1. Our plans for the prosecution of the war against Japan are now taking more definite shape, and we are considering how to employ our resources in formations, stores and shipping to the greatest advantage when the war with Germany ends. I feel that you may wish at this stage to consider with your Government the best method whereby New Zealand land forces can be brought to bear against this final enemy.

page 464

2. The considerations you advanced in your message to me, PEFRA No. 4 of 9 September 1944 [No. 439], are well appreciated here. Your decision to leave your 2nd Division to finish their great task in Italy was most welcome. They always maintain their high standard. I am glad to know that you are taking the opportunity to relieve the long-service men and thereby to refresh this famous Division.

3. If, as I believe, the New Zealand Government wish to be represented in active operations against the Japanese after Germany's defeat, the following broad alternatives for the employment of the 2nd Division are open:


To operate in South-East Asia Command under Admiral Mountbatten.


To return to New Zealand and, thereafter, possibly to be re-formed for operations in the Pacific under United States command, either in conjunction with the Australian divisions or as a unit in a United States force.

4. We should, of course, rejoice in the accession of your Division to the Commonwealth forces operating in South-East Asia Command. The development of operations for the reconquest of the Japanese-occupied territories in this theatre depends both upon the quantity and the quality of the forces which we can build up against the enemy.
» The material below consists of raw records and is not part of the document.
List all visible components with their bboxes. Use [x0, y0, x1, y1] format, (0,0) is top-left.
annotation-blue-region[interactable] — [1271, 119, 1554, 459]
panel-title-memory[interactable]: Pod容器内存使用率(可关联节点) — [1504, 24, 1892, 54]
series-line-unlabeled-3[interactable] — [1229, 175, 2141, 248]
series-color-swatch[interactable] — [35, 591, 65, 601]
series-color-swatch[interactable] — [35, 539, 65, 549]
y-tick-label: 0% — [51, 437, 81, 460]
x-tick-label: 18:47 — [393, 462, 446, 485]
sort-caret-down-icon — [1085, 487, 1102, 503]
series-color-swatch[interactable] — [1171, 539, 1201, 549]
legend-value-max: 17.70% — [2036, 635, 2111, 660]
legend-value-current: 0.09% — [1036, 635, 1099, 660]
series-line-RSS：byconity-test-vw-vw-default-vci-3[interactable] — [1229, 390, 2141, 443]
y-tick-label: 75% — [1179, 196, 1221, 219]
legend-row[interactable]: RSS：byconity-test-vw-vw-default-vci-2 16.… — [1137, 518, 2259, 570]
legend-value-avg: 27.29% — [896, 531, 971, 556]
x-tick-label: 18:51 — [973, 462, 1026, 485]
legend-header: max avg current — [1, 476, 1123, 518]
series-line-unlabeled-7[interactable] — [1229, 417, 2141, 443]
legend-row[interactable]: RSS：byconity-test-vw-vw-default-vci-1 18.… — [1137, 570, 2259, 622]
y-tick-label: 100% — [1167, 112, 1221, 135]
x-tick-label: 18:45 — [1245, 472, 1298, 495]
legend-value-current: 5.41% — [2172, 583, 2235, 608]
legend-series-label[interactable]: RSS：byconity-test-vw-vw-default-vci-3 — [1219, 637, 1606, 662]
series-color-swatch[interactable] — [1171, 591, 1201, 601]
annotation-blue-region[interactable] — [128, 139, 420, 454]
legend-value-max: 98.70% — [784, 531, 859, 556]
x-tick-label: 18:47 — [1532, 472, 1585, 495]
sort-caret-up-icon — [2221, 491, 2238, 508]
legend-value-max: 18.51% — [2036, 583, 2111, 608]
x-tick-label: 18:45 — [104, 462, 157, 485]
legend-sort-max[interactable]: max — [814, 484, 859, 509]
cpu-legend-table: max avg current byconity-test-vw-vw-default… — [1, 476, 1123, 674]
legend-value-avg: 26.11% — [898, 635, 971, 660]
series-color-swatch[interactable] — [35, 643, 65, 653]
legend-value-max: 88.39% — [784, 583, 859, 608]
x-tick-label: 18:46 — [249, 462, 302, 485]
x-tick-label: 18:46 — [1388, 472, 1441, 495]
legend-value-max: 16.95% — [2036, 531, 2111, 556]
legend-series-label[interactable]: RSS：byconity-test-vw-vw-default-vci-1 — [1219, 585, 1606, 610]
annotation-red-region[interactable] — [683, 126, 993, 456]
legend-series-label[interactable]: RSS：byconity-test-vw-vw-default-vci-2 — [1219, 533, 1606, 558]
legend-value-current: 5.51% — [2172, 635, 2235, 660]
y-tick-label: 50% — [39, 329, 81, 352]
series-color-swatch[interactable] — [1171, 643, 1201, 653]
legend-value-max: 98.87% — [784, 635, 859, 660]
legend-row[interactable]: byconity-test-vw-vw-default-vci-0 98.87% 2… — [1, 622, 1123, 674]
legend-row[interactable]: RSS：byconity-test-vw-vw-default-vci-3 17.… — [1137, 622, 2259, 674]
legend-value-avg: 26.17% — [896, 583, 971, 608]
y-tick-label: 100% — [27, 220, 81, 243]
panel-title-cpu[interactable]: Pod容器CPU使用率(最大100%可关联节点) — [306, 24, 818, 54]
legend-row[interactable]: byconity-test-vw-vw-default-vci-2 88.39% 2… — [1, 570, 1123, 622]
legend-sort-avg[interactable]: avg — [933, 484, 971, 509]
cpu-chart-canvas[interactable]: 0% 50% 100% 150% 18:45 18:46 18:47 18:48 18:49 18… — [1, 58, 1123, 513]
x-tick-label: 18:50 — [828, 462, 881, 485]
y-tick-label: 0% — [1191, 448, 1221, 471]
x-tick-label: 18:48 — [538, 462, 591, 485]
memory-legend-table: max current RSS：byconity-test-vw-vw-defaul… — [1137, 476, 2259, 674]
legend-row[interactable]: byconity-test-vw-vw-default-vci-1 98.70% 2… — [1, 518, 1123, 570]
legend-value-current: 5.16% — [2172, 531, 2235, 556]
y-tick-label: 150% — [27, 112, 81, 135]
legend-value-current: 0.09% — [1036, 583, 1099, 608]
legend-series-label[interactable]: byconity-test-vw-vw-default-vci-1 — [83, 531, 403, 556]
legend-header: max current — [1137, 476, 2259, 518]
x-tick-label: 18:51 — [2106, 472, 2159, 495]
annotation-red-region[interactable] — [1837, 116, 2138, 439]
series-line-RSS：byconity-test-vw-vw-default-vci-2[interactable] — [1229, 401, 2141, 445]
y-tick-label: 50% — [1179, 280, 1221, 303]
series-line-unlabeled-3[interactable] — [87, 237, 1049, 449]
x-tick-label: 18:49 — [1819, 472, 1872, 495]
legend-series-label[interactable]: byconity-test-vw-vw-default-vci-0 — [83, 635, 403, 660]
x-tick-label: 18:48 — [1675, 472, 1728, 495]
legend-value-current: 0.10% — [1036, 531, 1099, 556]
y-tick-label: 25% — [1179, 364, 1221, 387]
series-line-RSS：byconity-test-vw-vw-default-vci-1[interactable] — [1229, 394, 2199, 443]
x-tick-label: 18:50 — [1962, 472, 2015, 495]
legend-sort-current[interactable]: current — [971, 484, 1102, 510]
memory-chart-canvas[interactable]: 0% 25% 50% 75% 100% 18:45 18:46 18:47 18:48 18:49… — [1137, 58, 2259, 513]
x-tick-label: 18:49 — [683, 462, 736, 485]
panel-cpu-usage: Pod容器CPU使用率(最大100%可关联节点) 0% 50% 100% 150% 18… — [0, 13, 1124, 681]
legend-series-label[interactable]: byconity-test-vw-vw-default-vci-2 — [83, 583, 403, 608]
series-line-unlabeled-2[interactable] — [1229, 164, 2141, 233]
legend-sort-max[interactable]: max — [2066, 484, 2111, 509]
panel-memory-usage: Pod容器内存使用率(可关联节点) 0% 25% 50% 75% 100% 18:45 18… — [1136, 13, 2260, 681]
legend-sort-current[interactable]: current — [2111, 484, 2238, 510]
The presence with us of the New Zealanders would thus bring at once a contribution of the first order.

5. We do not know yet what tasks the United States Chiefs of Staff will allot to the Australian forces after the completion of the Philippines campaign, nor of the role which they would assign to a New Zealand division if it were placed under American command.

6. I hope, therefore, that when you have had an opportunity to weigh carefully the factors involved, you will decide once again to keep your Division alongside ours to the end. Anyhow, God bless you all.1

1 On 3 February General Freyberg was informed of the contents of this telegram and asked for his views and for an appreciation on the employment of a New Zealand force in the war against Japan. See Vol. II, Nos. 415, 416, 418, and 419.